Esa congregación del CDI estaba rezando, o aullando, haciendo proliferar oraciones en dialectos incomprensibles al oído humano sobre cómo —según ese manido concepto de predicado que Google le atribuye— son ciertos asuntos de Dios, que sí es infinito y que todo lo sabe porque está en todas partes, y que todo lo premia o lo castiga aquí en la tierra como en el cielo.
En algún momento, una viejita apolismada dijo: "Solo Dios sabe. Él envió su nueva creación".
Casa confinada
La más fantástica, seguramente por graciosa, conjetura que fui elaborando sobre el quehacer artístico de mi hermano Leonardo durante esa pandemia, inducida por las fuerzas del bien o del mal, o de ambas juntas, o quizás desde años atrás, cuando éramos chicos, es la siguiente: ese Leonardo, el escritor, el inventor, "el maestro", el investigador de todo y de nada, el mágico religioso que se dio el lujo de descubrir a la Virgen del Topochal entre las sombras del patio de su casa en Barinitas; el lector de los petroglifos de papá y José Vicente Abreu, el dibujante del Otro lápiz, el embustero rigurosamente científico, se basó en una caricatura que una vez vi en una revista consagrada a la farándula real (y que mamá guardaba en una cesta de mimbre, que con el tiempo hospedó a una cucaracha espantosa que huyó y la hizo pegar un brinco de la hamaca). Esa curiosa asociación, digo, con la del escritor francés Honoré de Balzac, se parece a la suerte híbrida donde su rostro se me dio un aire un tanto alucinante de aquel Leonardo que, por cierto, nunca he visto escribir, pero sí dibujar en servilletas de bares y otros lugares insólitos.
El viaje
Fue hasta cuando, en la publicación de El viaje, uno de sus libros esenciales, leí en El arte de la prosa ensayística un epígrafe de una de las novelas del francés y, a mi modo, lo comprendí:
¿A qué, si no a una substancia (sic) eléctrica, puede atribuirse la magia con la que la voluntad se entroniza tan majestuosamente en la mirada para eliminar los obstáculos según el mandato del genio, o se filtra, pese a nuestras hipocresías, a través de la envoltura humana?

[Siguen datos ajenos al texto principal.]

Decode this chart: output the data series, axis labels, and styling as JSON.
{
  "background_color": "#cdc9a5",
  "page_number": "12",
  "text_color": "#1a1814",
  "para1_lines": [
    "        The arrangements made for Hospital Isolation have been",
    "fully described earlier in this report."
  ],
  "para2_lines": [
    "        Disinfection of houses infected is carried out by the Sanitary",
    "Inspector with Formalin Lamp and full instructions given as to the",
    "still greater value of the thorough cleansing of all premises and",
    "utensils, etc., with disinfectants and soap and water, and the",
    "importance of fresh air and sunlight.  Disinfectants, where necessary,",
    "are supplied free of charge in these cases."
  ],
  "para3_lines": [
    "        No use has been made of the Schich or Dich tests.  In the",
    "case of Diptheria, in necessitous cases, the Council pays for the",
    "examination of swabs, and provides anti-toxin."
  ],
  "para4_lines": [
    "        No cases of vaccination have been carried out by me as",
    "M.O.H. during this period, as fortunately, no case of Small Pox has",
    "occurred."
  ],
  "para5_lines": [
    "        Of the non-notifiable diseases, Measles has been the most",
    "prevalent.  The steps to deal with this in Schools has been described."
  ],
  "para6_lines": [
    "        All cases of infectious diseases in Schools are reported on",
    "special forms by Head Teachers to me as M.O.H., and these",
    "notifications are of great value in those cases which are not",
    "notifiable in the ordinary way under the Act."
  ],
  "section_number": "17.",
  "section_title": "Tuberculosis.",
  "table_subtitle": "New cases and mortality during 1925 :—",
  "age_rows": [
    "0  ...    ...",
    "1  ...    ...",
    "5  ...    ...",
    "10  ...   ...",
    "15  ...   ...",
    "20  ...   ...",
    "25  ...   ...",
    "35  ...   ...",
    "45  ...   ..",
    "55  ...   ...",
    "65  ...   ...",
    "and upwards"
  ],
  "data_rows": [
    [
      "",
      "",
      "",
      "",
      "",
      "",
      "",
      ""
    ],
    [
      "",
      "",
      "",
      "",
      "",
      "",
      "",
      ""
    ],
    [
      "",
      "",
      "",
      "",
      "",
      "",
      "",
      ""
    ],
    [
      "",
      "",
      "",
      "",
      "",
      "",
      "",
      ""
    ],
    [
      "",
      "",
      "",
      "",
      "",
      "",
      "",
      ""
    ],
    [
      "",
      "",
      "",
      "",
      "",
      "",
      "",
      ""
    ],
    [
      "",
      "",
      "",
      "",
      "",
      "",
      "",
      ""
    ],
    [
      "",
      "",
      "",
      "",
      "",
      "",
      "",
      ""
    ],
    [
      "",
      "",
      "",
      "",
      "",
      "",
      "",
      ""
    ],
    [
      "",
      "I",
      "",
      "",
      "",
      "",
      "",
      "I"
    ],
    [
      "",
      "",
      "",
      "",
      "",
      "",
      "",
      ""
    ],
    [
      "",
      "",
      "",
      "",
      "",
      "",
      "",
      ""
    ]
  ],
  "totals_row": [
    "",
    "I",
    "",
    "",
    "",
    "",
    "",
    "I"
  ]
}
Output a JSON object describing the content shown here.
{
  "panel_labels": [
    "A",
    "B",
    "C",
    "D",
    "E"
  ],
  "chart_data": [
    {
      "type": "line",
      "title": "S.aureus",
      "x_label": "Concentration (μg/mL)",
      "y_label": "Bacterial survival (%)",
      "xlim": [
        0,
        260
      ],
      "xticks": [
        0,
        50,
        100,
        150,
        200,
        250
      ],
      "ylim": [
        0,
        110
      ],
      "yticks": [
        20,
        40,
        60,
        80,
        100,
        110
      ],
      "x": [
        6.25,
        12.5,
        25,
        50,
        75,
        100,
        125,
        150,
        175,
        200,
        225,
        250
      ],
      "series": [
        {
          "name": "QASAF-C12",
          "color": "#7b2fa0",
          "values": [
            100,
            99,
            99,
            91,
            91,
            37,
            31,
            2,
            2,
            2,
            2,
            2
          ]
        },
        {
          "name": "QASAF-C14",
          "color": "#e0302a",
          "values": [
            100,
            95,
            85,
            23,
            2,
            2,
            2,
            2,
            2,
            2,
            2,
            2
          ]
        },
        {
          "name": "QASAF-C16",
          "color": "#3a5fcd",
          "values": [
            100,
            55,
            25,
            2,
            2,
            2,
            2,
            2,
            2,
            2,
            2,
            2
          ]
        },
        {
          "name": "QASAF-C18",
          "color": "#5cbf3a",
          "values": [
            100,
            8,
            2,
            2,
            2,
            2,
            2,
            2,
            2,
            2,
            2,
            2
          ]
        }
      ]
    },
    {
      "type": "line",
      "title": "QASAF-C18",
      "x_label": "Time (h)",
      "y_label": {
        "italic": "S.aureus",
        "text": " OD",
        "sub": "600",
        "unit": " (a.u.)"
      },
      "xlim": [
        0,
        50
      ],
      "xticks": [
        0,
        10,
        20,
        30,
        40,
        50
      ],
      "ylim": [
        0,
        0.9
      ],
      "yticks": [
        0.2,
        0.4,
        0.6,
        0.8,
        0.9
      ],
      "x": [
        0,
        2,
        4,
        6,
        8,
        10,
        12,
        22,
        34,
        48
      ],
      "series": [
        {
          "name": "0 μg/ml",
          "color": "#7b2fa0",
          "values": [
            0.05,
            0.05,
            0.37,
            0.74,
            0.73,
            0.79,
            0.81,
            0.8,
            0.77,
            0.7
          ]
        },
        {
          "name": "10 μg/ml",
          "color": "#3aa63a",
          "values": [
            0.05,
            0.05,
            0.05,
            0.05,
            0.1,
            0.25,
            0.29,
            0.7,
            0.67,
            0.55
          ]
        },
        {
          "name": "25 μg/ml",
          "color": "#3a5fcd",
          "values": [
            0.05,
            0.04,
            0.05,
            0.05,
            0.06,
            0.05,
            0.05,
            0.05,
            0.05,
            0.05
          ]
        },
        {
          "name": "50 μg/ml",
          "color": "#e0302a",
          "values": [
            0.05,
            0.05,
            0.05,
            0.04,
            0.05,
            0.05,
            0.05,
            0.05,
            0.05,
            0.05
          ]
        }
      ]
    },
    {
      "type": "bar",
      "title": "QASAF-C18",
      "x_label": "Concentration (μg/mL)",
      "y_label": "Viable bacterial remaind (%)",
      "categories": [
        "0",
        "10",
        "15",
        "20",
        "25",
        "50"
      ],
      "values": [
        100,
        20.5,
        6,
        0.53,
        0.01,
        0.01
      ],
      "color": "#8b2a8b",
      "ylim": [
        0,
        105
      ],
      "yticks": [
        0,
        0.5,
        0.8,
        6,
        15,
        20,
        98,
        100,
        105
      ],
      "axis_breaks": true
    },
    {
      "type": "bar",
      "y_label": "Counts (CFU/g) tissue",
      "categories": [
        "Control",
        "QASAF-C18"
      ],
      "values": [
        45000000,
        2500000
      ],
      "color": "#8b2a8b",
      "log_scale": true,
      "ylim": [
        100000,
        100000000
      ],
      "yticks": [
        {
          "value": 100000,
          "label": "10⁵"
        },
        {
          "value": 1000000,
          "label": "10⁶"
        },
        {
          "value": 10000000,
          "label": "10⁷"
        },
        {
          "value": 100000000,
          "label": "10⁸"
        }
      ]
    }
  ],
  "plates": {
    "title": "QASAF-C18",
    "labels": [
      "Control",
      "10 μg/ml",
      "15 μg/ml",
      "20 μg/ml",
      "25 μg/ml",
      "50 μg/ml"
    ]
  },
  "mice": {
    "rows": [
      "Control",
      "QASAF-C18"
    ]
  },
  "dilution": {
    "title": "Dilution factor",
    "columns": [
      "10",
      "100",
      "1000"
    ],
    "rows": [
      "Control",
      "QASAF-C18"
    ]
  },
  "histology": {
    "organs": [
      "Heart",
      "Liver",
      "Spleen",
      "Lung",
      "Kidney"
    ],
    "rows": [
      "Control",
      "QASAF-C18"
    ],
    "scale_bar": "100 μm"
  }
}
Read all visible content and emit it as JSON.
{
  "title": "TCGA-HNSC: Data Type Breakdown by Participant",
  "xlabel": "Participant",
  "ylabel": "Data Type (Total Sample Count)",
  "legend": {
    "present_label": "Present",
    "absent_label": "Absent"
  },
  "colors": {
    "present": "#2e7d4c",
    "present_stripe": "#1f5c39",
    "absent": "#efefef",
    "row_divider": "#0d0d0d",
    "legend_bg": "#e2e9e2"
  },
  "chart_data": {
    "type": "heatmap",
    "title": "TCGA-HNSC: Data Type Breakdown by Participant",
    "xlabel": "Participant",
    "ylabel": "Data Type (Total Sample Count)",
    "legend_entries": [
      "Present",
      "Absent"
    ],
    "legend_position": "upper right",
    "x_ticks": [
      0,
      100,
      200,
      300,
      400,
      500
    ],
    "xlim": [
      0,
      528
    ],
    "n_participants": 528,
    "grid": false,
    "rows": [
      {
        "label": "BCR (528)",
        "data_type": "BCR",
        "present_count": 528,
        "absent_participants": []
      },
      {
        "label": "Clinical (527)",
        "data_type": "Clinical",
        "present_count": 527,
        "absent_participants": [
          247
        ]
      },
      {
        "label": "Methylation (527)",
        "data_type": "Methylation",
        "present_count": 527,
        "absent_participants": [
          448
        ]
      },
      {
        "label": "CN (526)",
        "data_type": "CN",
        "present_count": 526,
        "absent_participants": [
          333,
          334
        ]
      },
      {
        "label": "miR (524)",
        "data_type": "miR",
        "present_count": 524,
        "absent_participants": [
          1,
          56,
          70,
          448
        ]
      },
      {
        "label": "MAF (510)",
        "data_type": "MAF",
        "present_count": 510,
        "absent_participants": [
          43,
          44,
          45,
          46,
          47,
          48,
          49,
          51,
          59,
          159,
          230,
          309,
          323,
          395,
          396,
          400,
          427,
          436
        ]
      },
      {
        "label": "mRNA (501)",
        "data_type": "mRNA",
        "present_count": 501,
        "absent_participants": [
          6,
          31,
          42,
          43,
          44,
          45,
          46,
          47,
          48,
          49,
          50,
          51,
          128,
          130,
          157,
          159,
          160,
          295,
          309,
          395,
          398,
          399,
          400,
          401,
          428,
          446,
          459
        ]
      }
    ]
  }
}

Historia intelectual de Louis Lambert
El andar, la teoría
En ese texto está la contraseña de El viaje que leí. Supongamos que Leonardo se ha despertado siempre con esa 'substancia eléctrica' en la retina de su mirada socrática —dijera papá—, y entonces emprende el viaje del lenguaje (enigmático), de la poesía y del andar que, según la teoría de Balzac, es "la magia de la voluntad" para transitar caminos, calles, ríos, ciudades, y visitar a los amigos en lugares lejanos o darse una vuelta por donde yacen nuestros muertos.
Sin voluntad, ¿cómo se va a ver esas pátinas que sellan los huesos de quienes se adelantan en el viaje de la muerte?
Sin voluntad no se hubiese fundado Macondo, ni a Comala hubiese ido Juan Preciado a buscar a un tal Pedro Páramo, que dijo ser su padre. Sin voluntad, ni Ulises ni Penélope existirían, ni La Maga, ni Oliveira, ni los puentes de París tampoco; ni Verne hubiese dado la vuelta al día en los ochenta mundos de Cortázar; ni Pablo Castell habría asesinado a María Iribarne; ni Ruiz Guevara; ni Doña Carmen; ni Leonardo mismo hubiese legado a la Caracas de la nueva época, esa Caracas donde por igual se lucha contra el imperio o se baila donde llegue Negel Machado.
En varios de esos viajes, lo he acompañado.